Facebook parent Meta is laying off 11,000 people – about 13% of its workforce – CEO Mark Zuckerberg told employees in a letter Wednesday. The mass layoffs are the first in Meta’s 18-year history, and come soon after job cuts at Elon Musk-owned Twitter, and Microsoft Corp.
Along with the pink slips, Meta has implemented other cost-cutting measures as it grapples with soaring costs and dipping ad revenues. The company plans to cut discretionary spending and extend its hiring freeze through the first quarter. But it has not specified the impacted regions or the expected cost savings from the moves.
Before the firings came, Meta had been giving signals of cost cuts, By shrinking its real estate footprint and withdrawing some of the perks to its employees, such as free laundry and dry cleaning services and dinners they were allowed to take home to families.
Why these Cost Cuts:
Broadly for two reasons – falling revenue and because it is pouring money into the Metaverse project. During the Covid-19 pandemic, tech firms had seen a boom as people stayed indoors and spent more time online and on their devices. This boom has not sustained post pandemic. Also, platforms like TikTok are posing a stiff competition to Facebook.
As Zuckerberg said in his letter, “At the start of Covid, the world rapidly moved online and the surge of e-commerce led to outsized revenue growth. Many people predicted this would be a permanent acceleration… I did too, so I made the decision to significantly increase our investments. Unfortunately, this did not play out the way I expected. Not only has online commerce returned to prior trends, but the macroeconomic downturn, increased competition, and ads signal loss have caused our revenue to be much lower than I’d expected. I got this wrong, and I take responsibility for that.”

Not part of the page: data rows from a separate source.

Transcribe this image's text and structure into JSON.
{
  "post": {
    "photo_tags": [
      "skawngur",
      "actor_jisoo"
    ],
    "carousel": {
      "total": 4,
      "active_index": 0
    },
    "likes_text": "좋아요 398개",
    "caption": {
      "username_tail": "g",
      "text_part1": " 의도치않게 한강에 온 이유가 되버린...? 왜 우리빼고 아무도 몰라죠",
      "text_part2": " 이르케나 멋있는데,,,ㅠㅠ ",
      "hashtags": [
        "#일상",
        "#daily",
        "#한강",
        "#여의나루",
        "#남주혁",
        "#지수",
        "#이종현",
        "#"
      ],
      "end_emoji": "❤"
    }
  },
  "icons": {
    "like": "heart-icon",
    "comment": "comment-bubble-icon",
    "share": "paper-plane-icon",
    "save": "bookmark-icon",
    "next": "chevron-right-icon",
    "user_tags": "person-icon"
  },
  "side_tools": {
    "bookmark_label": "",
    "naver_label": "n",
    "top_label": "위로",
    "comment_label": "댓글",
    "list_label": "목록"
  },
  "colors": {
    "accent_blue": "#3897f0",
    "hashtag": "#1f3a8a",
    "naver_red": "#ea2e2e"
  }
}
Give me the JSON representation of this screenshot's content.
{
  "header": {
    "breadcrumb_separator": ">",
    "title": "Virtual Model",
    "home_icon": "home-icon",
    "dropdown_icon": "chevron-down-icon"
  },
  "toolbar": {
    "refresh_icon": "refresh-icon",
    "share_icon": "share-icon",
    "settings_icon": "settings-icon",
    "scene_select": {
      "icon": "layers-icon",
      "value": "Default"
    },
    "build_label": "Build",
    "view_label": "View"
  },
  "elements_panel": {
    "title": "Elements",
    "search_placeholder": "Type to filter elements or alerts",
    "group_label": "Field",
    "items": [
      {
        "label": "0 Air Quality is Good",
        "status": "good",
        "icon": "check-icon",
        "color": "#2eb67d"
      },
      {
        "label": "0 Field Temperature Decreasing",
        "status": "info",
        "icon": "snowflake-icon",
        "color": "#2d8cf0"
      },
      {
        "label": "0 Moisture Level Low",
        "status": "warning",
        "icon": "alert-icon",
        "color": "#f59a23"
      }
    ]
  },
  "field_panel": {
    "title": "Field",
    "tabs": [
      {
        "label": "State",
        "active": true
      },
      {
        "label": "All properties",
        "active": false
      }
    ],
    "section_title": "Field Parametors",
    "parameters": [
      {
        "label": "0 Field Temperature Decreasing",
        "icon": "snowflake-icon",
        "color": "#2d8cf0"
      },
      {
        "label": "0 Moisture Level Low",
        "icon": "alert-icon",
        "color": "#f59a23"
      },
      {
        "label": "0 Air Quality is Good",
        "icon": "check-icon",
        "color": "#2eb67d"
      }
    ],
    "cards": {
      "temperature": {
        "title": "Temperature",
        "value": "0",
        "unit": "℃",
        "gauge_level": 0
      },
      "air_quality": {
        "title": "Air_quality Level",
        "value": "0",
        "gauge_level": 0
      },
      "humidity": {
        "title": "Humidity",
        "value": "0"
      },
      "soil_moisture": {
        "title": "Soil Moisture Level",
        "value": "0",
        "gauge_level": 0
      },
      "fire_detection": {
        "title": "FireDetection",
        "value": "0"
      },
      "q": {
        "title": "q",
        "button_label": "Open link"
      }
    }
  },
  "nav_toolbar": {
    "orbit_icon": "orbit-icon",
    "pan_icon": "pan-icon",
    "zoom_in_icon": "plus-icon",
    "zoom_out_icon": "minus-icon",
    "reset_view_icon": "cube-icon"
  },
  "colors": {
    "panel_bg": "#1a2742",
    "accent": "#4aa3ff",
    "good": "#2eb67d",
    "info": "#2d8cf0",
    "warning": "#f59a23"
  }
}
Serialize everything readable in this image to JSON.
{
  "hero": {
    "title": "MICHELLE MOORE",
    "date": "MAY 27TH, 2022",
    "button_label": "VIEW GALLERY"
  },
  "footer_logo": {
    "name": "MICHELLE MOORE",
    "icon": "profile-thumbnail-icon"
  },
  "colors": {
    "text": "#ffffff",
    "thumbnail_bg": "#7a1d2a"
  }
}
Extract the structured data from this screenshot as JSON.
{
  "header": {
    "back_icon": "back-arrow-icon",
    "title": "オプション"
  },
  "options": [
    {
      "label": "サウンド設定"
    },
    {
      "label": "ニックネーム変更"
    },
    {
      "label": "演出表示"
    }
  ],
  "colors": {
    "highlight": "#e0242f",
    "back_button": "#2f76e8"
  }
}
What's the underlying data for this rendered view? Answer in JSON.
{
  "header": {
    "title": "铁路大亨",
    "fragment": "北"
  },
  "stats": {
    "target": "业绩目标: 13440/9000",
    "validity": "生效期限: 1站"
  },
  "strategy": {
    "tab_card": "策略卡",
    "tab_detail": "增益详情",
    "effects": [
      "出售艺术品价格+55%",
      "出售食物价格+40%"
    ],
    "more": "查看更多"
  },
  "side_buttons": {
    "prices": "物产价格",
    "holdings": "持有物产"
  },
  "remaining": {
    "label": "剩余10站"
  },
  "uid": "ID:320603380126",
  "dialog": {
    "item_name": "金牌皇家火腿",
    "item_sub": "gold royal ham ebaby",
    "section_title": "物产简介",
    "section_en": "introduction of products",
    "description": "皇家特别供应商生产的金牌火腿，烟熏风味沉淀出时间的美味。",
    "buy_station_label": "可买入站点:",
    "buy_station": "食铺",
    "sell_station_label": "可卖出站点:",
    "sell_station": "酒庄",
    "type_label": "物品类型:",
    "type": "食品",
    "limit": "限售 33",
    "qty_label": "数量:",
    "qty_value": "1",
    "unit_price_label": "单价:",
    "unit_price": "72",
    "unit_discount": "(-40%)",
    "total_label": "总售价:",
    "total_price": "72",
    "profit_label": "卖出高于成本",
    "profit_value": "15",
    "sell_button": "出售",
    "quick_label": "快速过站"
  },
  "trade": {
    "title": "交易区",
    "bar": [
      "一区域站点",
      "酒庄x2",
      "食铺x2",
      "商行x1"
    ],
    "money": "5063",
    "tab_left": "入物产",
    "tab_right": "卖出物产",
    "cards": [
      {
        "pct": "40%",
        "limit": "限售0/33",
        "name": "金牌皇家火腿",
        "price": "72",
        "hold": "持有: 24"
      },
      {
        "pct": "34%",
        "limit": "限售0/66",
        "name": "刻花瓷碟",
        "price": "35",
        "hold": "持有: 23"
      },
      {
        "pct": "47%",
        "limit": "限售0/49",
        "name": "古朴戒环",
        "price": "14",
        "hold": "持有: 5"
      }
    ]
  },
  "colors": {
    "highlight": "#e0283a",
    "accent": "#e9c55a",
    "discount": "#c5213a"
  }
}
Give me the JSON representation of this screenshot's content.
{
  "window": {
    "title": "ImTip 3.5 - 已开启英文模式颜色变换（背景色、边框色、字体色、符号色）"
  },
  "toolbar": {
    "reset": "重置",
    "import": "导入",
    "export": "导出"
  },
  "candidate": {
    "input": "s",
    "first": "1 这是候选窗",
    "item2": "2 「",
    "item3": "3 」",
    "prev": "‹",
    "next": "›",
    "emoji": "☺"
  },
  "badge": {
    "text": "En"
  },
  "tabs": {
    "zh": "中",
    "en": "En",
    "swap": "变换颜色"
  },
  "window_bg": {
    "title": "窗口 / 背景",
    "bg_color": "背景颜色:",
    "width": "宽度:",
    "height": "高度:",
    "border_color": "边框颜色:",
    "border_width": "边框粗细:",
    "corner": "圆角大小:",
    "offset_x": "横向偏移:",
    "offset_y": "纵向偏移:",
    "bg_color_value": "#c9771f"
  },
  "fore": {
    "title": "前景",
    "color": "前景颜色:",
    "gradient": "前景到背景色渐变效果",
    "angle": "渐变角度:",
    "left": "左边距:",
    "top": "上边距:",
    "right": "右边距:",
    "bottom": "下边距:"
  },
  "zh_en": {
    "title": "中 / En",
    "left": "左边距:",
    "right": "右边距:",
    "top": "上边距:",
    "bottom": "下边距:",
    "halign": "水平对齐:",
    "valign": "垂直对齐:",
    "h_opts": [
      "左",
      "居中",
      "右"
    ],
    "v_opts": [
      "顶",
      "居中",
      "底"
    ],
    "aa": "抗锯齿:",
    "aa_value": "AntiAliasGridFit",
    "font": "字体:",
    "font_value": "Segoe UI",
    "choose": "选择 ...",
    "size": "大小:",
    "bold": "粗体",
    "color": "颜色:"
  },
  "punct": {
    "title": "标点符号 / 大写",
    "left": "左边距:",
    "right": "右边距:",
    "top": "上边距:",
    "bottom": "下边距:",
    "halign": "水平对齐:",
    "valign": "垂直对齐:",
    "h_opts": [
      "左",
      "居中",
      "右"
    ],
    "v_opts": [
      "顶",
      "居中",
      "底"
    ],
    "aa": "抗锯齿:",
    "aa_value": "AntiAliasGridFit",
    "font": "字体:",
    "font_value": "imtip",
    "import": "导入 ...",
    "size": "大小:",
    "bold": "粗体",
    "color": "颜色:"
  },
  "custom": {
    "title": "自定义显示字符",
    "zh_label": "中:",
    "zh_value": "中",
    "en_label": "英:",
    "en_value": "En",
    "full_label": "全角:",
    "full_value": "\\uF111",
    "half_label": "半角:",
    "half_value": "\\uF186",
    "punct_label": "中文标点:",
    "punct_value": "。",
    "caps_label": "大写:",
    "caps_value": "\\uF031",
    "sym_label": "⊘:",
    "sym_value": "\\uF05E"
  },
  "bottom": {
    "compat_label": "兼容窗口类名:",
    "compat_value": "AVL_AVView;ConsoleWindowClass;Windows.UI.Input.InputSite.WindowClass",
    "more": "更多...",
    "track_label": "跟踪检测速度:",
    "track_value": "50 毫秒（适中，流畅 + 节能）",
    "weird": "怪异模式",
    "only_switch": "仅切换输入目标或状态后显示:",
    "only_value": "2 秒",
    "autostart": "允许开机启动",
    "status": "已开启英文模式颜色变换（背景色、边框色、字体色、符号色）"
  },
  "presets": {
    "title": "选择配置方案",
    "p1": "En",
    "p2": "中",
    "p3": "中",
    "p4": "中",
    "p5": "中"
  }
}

Also, Meta’s investors have been unhappy with the funds going to metaverse. As Meta allocated over $10 billion a year into the metaverse, investors sent its shares tumbling more than 71% since the beginning of the year, AP reported. The New York Times reported that, “In its earnings report last month, Meta disclosed that Reality Labs, the part of the company working on the metaverse, had $3.67 billion in operating losses. Reality Labs also experienced its lowest revenue since the final quarter of 2020. The company expects the operating losses for Reality Labs to increase next year.”
All of this was worsened by the economic slowdown in the US. This summer, Meta posted its first quarterly revenue decline in history, followed by another, bigger decline in the fall.
Is it due to Economic Slowdown:
The once seemingly unstoppable Meta being forced to go for mass layoffs for the first time ever is a marquee marker of troubles in the economy. Ad revenue has been plummeting for digital platforms across the globe as the first signs of a global recessions start showing.
Meta is worse off after Apple introduced App Tracking Transparency in the iOS, allowing users to refuse permission to developers to create a unique ID that tracks them and serves ads based on their behaviour. This will make ads on Meta and other platforms less efficient. Meta claims this will cost it at least $10 billion this year.